W: The care with which the game approaches emotional matters within families like grief, anger, and love was quite nice. The creators were forthright about privileging individual and communal relationships over sociopolitical critique (to some critics' dismay). They were successful. Maple Bay is not a realistic place, but it's an appealing one. Sexuality and sexual labels are not tossed around and used to simplify or expedite sexual and romantic relationships. Instead, the characters are much more critically thoughtful about how they are in relationship with one another and allow romance to bloom where it may. Further, the characters in the game are very open and healthy with their emotional communication (with the significant exception of Joseph's family). I'm reminded here of a couple highlights in the game: a scene in which Damien compassionately invites his son Lucien to seek therapy to better grapple with certain difficult feelings, and another in which Brian sets aside his abrasive and competitive exterior and admits his desire just to be liked.

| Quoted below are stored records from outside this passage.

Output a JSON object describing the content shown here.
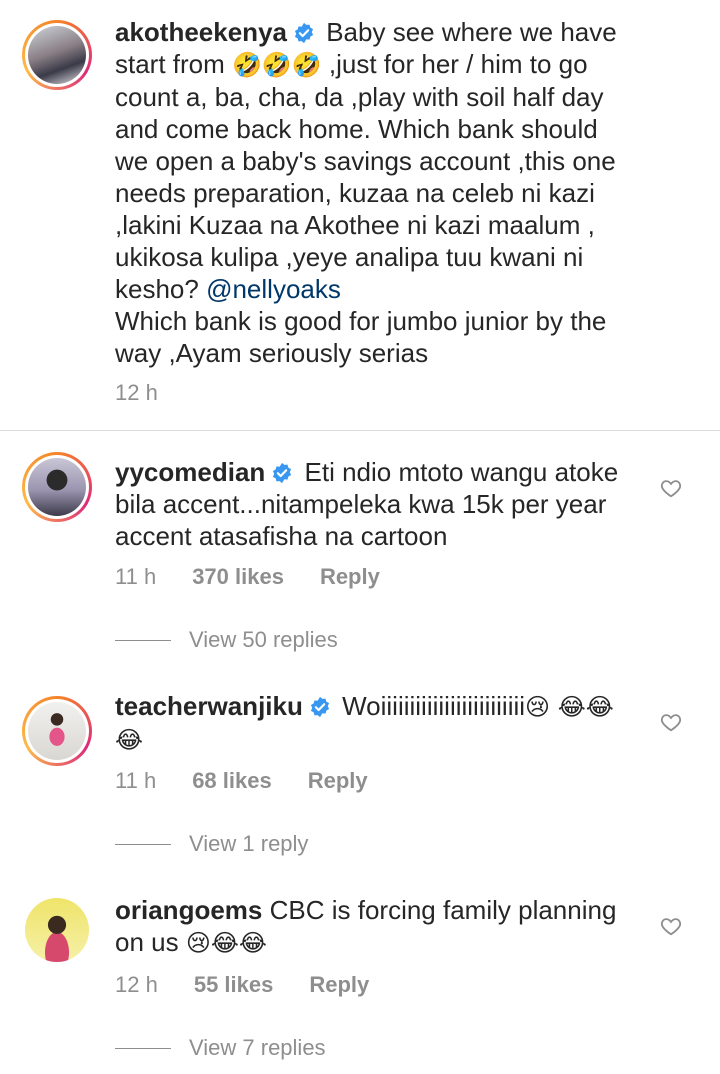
{
  "colors": {
    "text": "#262626",
    "muted": "#8e8e8e",
    "mention": "#00376b",
    "verified": "#3897f0"
  },
  "caption": {
    "username": "akotheekenya",
    "text_a": "Baby see where we have start from ",
    "emoji_a": "🤣🤣🤣",
    "text_b": " ,just for her / him to go count a, ba, cha, da ,play with soil half day and come back home. Which bank should we open a baby's savings account ,this one needs preparation, kuzaa na celeb ni kazi ,lakini Kuzaa na Akothee ni kazi maalum , ukikosa kulipa ,yeye analipa tuu kwani ni kesho? ",
    "mention": "@nellyoaks",
    "text_c": "\nWhich bank is good for jumbo junior by the way ,Ayam seriously serias",
    "time": "12 h"
  },
  "comments": [
    {
      "username": "yycomedian",
      "text": "Eti ndio mtoto wangu atoke bila accent...nitampeleka kwa 15k per year accent atasafisha na cartoon",
      "emoji": "",
      "time": "11 h",
      "likes": "370 likes",
      "reply": "Reply",
      "view_replies": "View 50 replies"
    },
    {
      "username": "teacherwanjiku",
      "text": "Woiiiiiiiiiiiiiiiiiiiiiiiii",
      "emoji": "😢 😂😂😂",
      "time": "11 h",
      "likes": "68 likes",
      "reply": "Reply",
      "view_replies": "View 1 reply"
    },
    {
      "username": "oriangoems",
      "text": "CBC is forcing family planning on us ",
      "emoji": "😢😂😂",
      "time": "12 h",
      "likes": "55 likes",
      "reply": "Reply",
      "view_replies": "View 7 replies"
    }
  ]
}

H: The significance that this game places on parenting. Much of what your character does is be a dad rather than just chase them. At the end of the day, even if your character ended up alone (as he does in a couple of the storylines), your character still has the most important relationship in his life intact: his relationship with his daughter Amanda. Dream Daddy doesn't avoid the challenge of parenting, but thinking carefully about your character's guidance of Amanda yields the most touching and important moments of the game.
To offer some parting thoughts, Dream Daddy: A Dad Dating Simulator is a joy to play and something fun to do with your partner while you're cooped up inside. It's also a heartfelt love-letter to a more compassionate romantic landscape than could exist right now, but may exist in the future if we all become a little kinder and more understanding. And if all of us became hot dads.